As these technologies evolve, they will influence humanity’s progress as a species, making the tumult of our current Information Revolution look like a minor blip by comparison. Although the miracles of our age are many, computers, the Internet, and mobile devices primarily serve to accelerate human communication, collaboration, and commerce. Without dismissing their importance, we observe that many existing models of interaction have been enhanced, rather than transformed, by moving from the physical to the digital realm — becoming cheaper, faster and, perhaps, better in the process. Email is an accelerated version of the postal service, e-commerce, a more convenient and efficient version of the brick-and-mortar store, and so on. Conversely, in technologies such as synthetic biology and additive fabrication, we can see the potential to remake our current order in substantial fashion, with the formation of entirely new industries and the birth of new markets.
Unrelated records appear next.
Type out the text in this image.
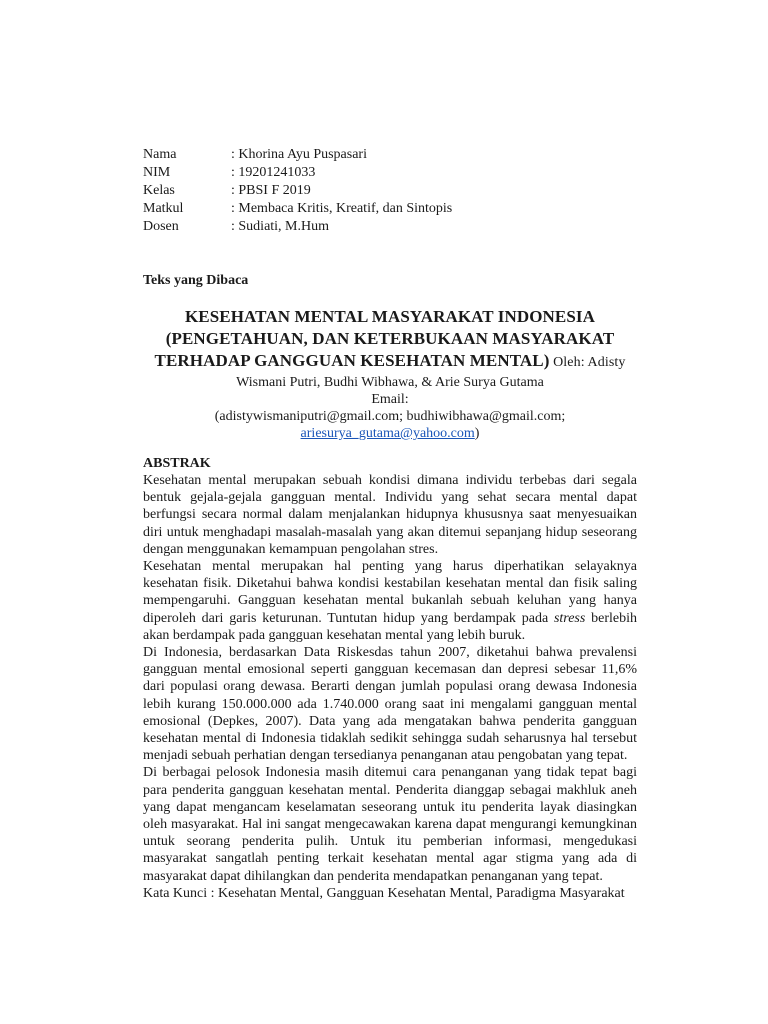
Nama	: Khorina Ayu Puspasari
NIM	: 19201241033
Kelas	: PBSI F 2019
Matkul	: Membaca Kritis, Kreatif, dan Sintopis
Dosen	: Sudiati, M.Hum
Teks yang Dibaca
KESEHATAN MENTAL MASYARAKAT INDONESIA
(PENGETAHUAN, DAN KETERBUKAAN MASYARAKAT
TERHADAP GANGGUAN KESEHATAN MENTAL) Oleh: Adisty
Wismani Putri, Budhi Wibhawa, & Arie Surya Gutama
Email:
(adistywismaniputri@gmail.com; budhiwibhawa@gmail.com;
ariesurya_gutama@yahoo.com)
ABSTRAK

Kesehatan mental merupakan sebuah kondisi dimana individu terbebas dari segala bentuk gejala-gejala gangguan mental. Individu yang sehat secara mental dapat berfungsi secara normal dalam menjalankan hidupnya khususnya saat menyesuaikan diri untuk menghadapi masalah-masalah yang akan ditemui sepanjang hidup seseorang dengan menggunakan kemampuan pengolahan stres.

Kesehatan mental merupakan hal penting yang harus diperhatikan selayaknya kesehatan fisik. Diketahui bahwa kondisi kestabilan kesehatan mental dan fisik saling mempengaruhi. Gangguan kesehatan mental bukanlah sebuah keluhan yang hanya diperoleh dari garis keturunan. Tuntutan hidup yang berdampak pada stress berlebih akan berdampak pada gangguan kesehatan mental yang lebih buruk.

Di Indonesia, berdasarkan Data Riskesdas tahun 2007, diketahui bahwa prevalensi gangguan mental emosional seperti gangguan kecemasan dan depresi sebesar 11,6% dari populasi orang dewasa. Berarti dengan jumlah populasi orang dewasa Indonesia lebih kurang 150.000.000 ada 1.740.000 orang saat ini mengalami gangguan mental emosional (Depkes, 2007). Data yang ada mengatakan bahwa penderita gangguan kesehatan mental di Indonesia tidaklah sedikit sehingga sudah seharusnya hal tersebut menjadi sebuah perhatian dengan tersedianya penanganan atau pengobatan yang tepat.

Di berbagai pelosok Indonesia masih ditemui cara penanganan yang tidak tepat bagi para penderita gangguan kesehatan mental. Penderita dianggap sebagai makhluk aneh yang dapat mengancam keselamatan seseorang untuk itu penderita layak diasingkan oleh masyarakat. Hal ini sangat mengecawakan karena dapat mengurangi kemungkinan untuk seorang penderita pulih. Untuk itu pemberian informasi, mengedukasi masyarakat sangatlah penting terkait kesehatan mental agar stigma yang ada di masyarakat dapat dihilangkan dan penderita mendapatkan penanganan yang tepat.

Kata Kunci : Kesehatan Mental, Gangguan Kesehatan Mental, Paradigma Masyarakat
A May 2013 McKinsey Global Institute report titled “Disruptive technologies: Advances that will transform life, business, and the global economy,” identifies the global markets ready for disruption and describes the potential economic value of this transformation. Genomics has the potential to alter the $6.5 trillion healthcare and $1.1 trillion agriculture industries through products such as personalized medicines and genetically modified foods. Additive fabrication/3D printing and advanced robotics will upend the global manufacturing industry — affecting the $6 trillion in labor expenditures and $11 trillion in global manufacturing GDP, respectively. And, the IoT will disrupt the manufacturing, healthcare, and mining industries to the tune of $36 trillion.[2]